On the same page is an article on the oil market and the price of a barrel. That’s related to the price we pay for gas, so it’s closer to home, but still not germane.

So I go to for data and averages. They quote a 30-year mortgage rate of 3.68% APR. They quote a 5-year auto loan at 2.78% APR, but when I look through their pages I find a range, stretching from 2.39% all the way to 3.59%. That is a surprise because I can originate an auto loan for my A+ credit customers at 1.99% APR. Why are my rates below the threshold of believability?

Then I read, still at, that “Interest rates on RV loans are closely tied to auto loan rates”. Now Bankrate is losing credibility. I’ve been lending on “rolling stock” (anything with wheels and a title where I can perfect a lien) for over 30 years and I’ve never heard or experienced such a correlation. Bankrate quotes an RV loan rate of 5.99% APR. Something is wrong with this picture.

At Oregon Roads we offer a range from 3.89% to 6.99% APR. Why would someone pay 6.99%? Because they’ve marginally approvable credit, not much down payment, and they’ve selected an older coach yet want longer term financing.

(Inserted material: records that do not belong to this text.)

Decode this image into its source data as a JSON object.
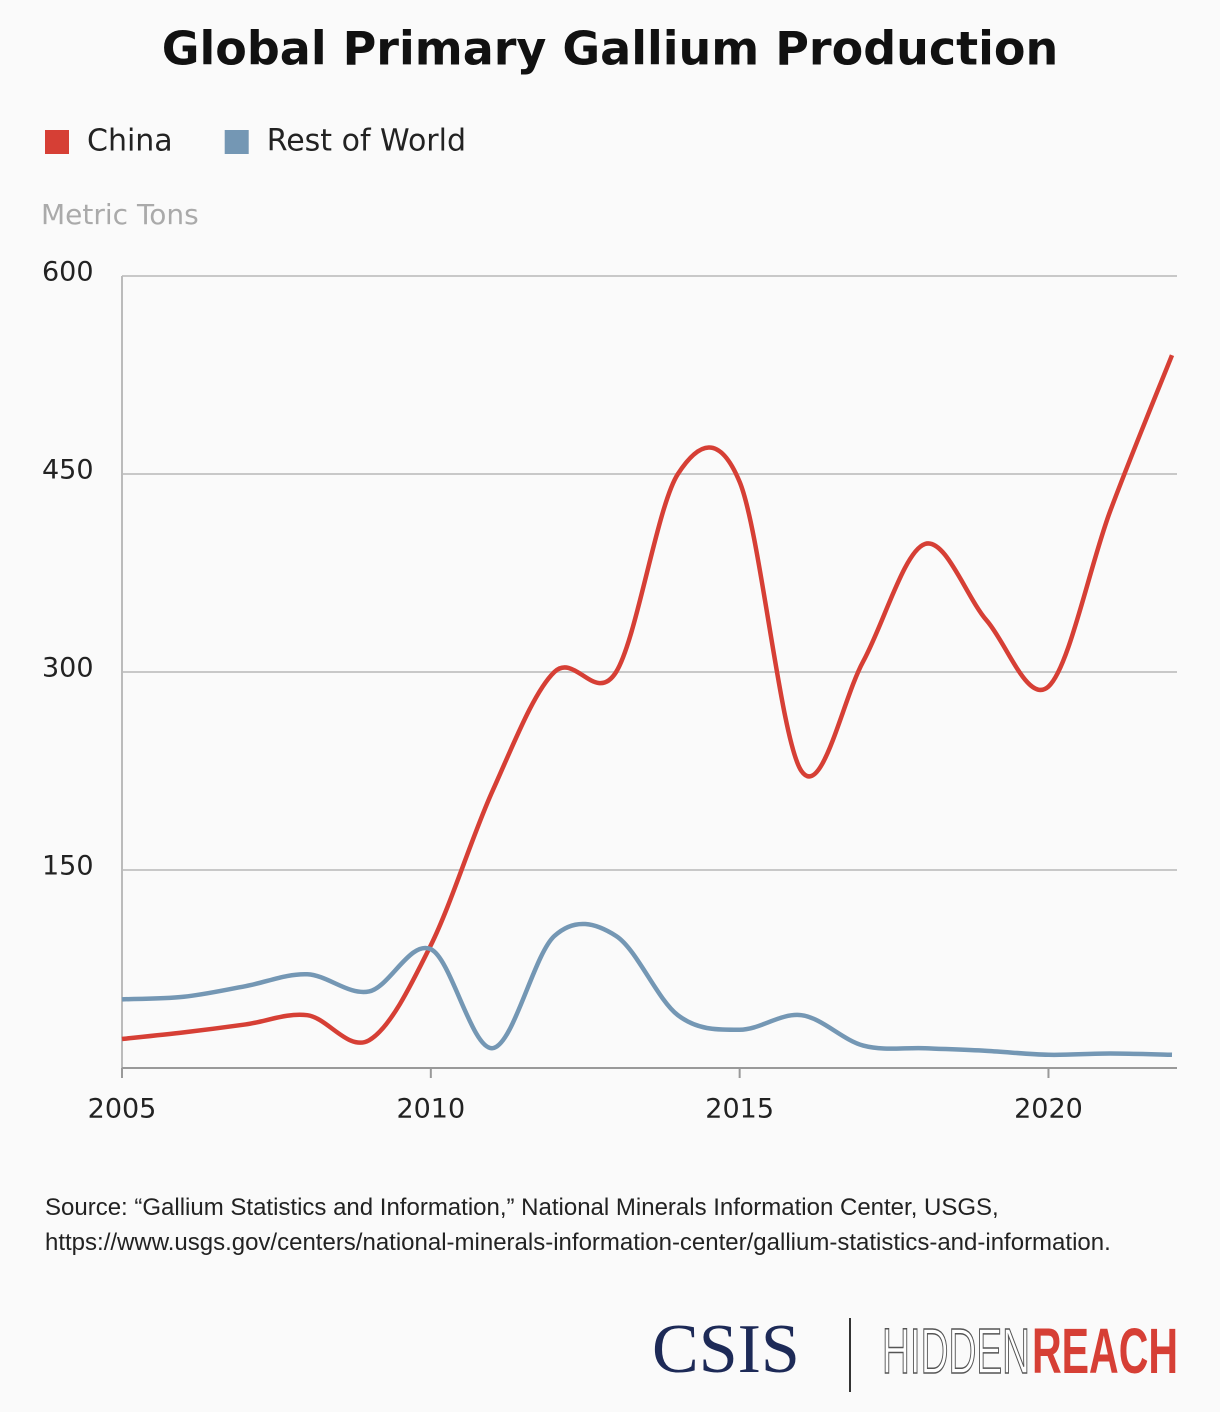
{
  "chart_data": {
    "type": "line",
    "title": "Global Primary Gallium Production",
    "y_label": "Metric Tons",
    "x": [
      2005,
      2006,
      2007,
      2008,
      2009,
      2010,
      2011,
      2012,
      2013,
      2014,
      2015,
      2016,
      2017,
      2018,
      2019,
      2020,
      2021,
      2022
    ],
    "series": [
      {
        "name": "China",
        "color": "#d63f35",
        "values": [
          22,
          27,
          33,
          40,
          21,
          93,
          210,
          300,
          300,
          450,
          444,
          225,
          308,
          397,
          339,
          289,
          422,
          540
        ]
      },
      {
        "name": "Rest of World",
        "color": "#7497b4",
        "values": [
          52,
          54,
          62,
          71,
          58,
          90,
          15,
          100,
          100,
          40,
          29,
          40,
          17,
          15,
          13,
          10,
          11,
          10
        ]
      }
    ],
    "xlim": [
      2005,
      2022
    ],
    "xticks": [
      2005,
      2010,
      2015,
      2020
    ],
    "ylim": [
      0,
      600
    ],
    "yticks": [
      150,
      300,
      450,
      600
    ],
    "grid": true,
    "legend": "top-left",
    "source": "Source: “Gallium Statistics and Information,” National Minerals Information Center, USGS, https://www.usgs.gov/centers/national-minerals-information-center/gallium-statistics-and-information.",
    "logo": {
      "org": "CSIS",
      "brand_light": "HIDDEN",
      "brand_bold": "REACH"
    }
  }
}
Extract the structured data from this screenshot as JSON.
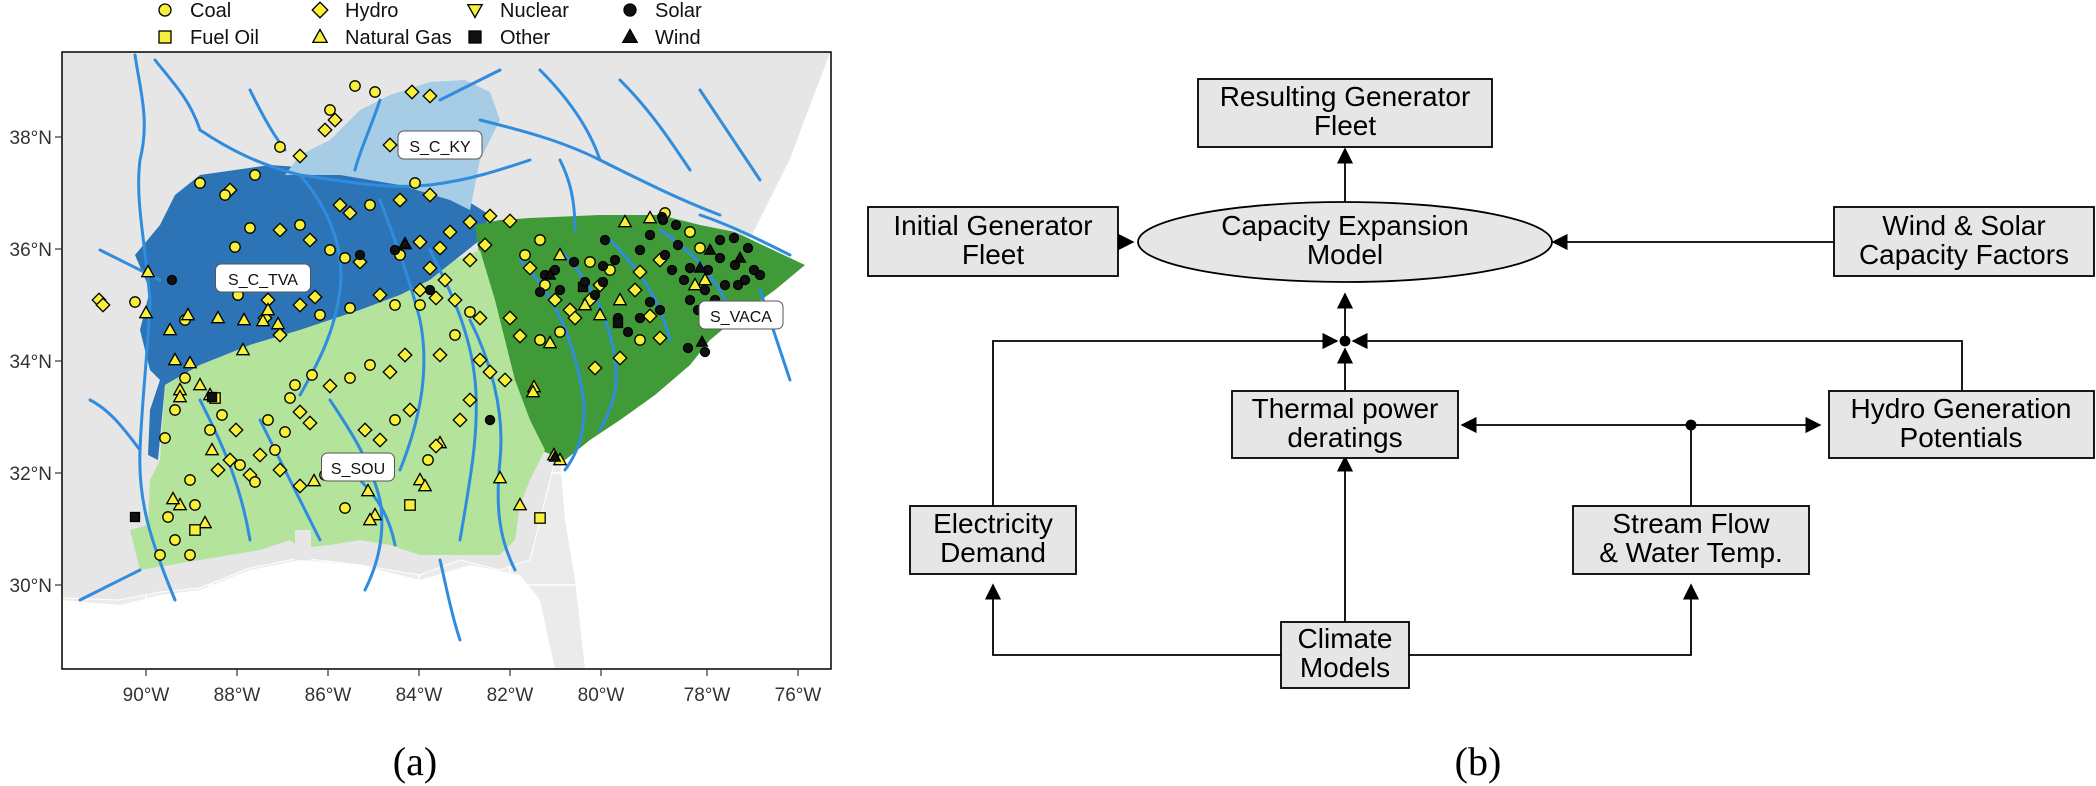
{
  "legend": {
    "items": [
      {
        "label": "Coal",
        "marker": "circle",
        "fill": "#f7ef3a"
      },
      {
        "label": "Fuel Oil",
        "marker": "square",
        "fill": "#f7ef3a"
      },
      {
        "label": "Hydro",
        "marker": "diamond",
        "fill": "#f7ef3a"
      },
      {
        "label": "Natural Gas",
        "marker": "triangle",
        "fill": "#f7ef3a"
      },
      {
        "label": "Nuclear",
        "marker": "triangle-down",
        "fill": "#f7ef3a"
      },
      {
        "label": "Other",
        "marker": "square",
        "fill": "#111111"
      },
      {
        "label": "Solar",
        "marker": "circle",
        "fill": "#111111"
      },
      {
        "label": "Wind",
        "marker": "triangle",
        "fill": "#111111"
      }
    ]
  },
  "map": {
    "lon_ticks": [
      "90°W",
      "88°W",
      "86°W",
      "84°W",
      "82°W",
      "80°W",
      "78°W",
      "76°W"
    ],
    "lat_ticks": [
      "38°N",
      "36°N",
      "34°N",
      "32°N",
      "30°N"
    ],
    "regions": [
      {
        "label": "S_C_KY",
        "color": "#a6cce6"
      },
      {
        "label": "S_C_TVA",
        "color": "#2d74b6"
      },
      {
        "label": "S_VACA",
        "color": "#3f9a37"
      },
      {
        "label": "S_SOU",
        "color": "#b4e39c"
      }
    ],
    "river_color": "#2f8cde",
    "caption": "(a)"
  },
  "diagram": {
    "nodes": {
      "resulting_fleet": [
        "Resulting Generator",
        "Fleet"
      ],
      "initial_fleet": [
        "Initial Generator",
        "Fleet"
      ],
      "cem": [
        "Capacity Expansion",
        "Model"
      ],
      "wind_solar": [
        "Wind & Solar",
        "Capacity Factors"
      ],
      "thermal": [
        "Thermal power",
        "deratings"
      ],
      "hydro": [
        "Hydro Generation",
        "Potentials"
      ],
      "demand": [
        "Electricity",
        "Demand"
      ],
      "streamflow": [
        "Stream Flow",
        "& Water Temp."
      ],
      "climate": [
        "Climate",
        "Models"
      ]
    },
    "caption": "(b)"
  }
}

There’s a matrix that determines a buyer’s rate. The 3.89% APR rate is only available on a brand new RV, the buyer must have a credit point score above 760, and the lender is only financing 80% of the invoice. That is rare. Imagine making a down payment in an amount that equals the dealer profit, plus 20% of the invoice, plus sales tax and tag fees, and any other items, perhaps an insurance product like a service contract. Don’t get me wrong, people do make significant down payments, but it’s not common. In some way, it’s counterproductive, because the buyer is losing some tax benefit, the deductible interest.

Expect your rate to be a little higher if you don’t have stellar credit, make only a 10% down payment, and you’ve selected an older coach. Also, expect that you will need to provide your 1040’s to verify the income you’ve claimed.

There’s good news too. The floodgates have opened! Where RV credit has been restricted since the failures and repossessions of 2008 and 2009, there are no restrictions today. We represent a dozen lenders and they are clamoring for more business. We’ve had 5 to 6 years of relative economic stability. Banking and lending are based on stability and the borrower’s ability to make their payments. I have not seen the banks being this aggressive in the last decade and rates are still near historic lows. This is an excellent time to be applying for RV financing.

Comparing RV’s and RV loans is a complicated process. Would I advise someone to buy a new, more expensive coach because the rates would be less? It’s not that easy and it’s a personal decision. My advice is to work with a finance professional, meet and discuss the options, discuss your preferences and come to a decision that fits your needs. It is complex for finance professionals too, and I’ve learned that each client has their own criteria and “comfort zone”. I don’t believe that searching the internet will offer the best results. Work through the loan process with someone who has experience, someone who listens and who can be trusted.

When the shoe’s on the other foot, and I’m the buyer, I get pre-approved so there are no surprises. I often shorten the term, because longer terms mean more interest and expense. I’ve never taken a mortgage longer than 15 years. My car loans are on shorter terms too. If the payment were to be too high, I’d hear my mother’s voice saying “that means you can’t afford it”. She was a genius.